We have been working with the DH to raise Ministers’ and officials’ awareness about the strong track record of community-based approaches like Shared Lives in helping people labelled ‘complex’ or ‘challenging’ to move out of institutions. With KeyRing, we have published today a short report giving examples of how Shared Lives and KeyRing networks can be used. The report identifies the main challenges as NHS commissioning practices and poor risk management, including a failure to work in partnership with families and weaknessess in the regulatory regime, which the DH proposes to address.

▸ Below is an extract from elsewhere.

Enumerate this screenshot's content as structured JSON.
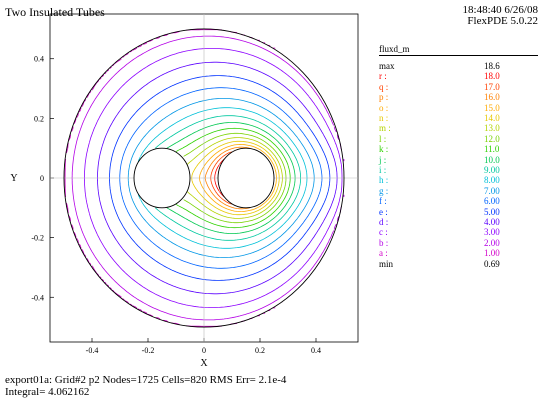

The report makes these recommendations:

  • All 1,500 individuals to be offered immediately a personal budget (if their care is social care funded) or a personal health budget (if funded via NHS Continuing Care) plus a brokerage and advocacy service.
  • Professionals, including NHS consultants and commissioners, need to be educated about non-traditional approaches.
  • Regulators to ensure that any care provided for more than a very short period of time demonstrates that it enables individuals to experience ordinary lives, unless there is a demonstrable safety or legal reason why this cannont be achieved.
  • Exploring the use of payment by results and social finance investment approaches to bring alternative providers into the market, or to allow double-funding of experimental support packages for short periods.
  • Raising the status of people with learning disabilities, in particular through achieving higher levels of employment including employing people in regulatory and inspection roles.

The DH report echoes a number of our recommendations and it is heartening to see that the government has pursued a strong line on this, rather than hiding behind the banner of ‘localism’. Local areas will be able to take a range of locally-decided approaches to closing the Winterbournes, but it’s right that closing them or reducing their use is not seen as optional. Full report: http://bit.ly/QTuhhG.

3 thoughts on “Closing the Winterbournes

  1. Bernie Mayall December 11, 2012 / 2:06 pm

    It has, to put it mildly, been a long time coming, is all I can say. For years advocates, circles of support, concerned individuals and organisations, have been flagging the inappropriateness of hospitalising someone who is not sick, and whose very hospitalisation creates further challenges for them.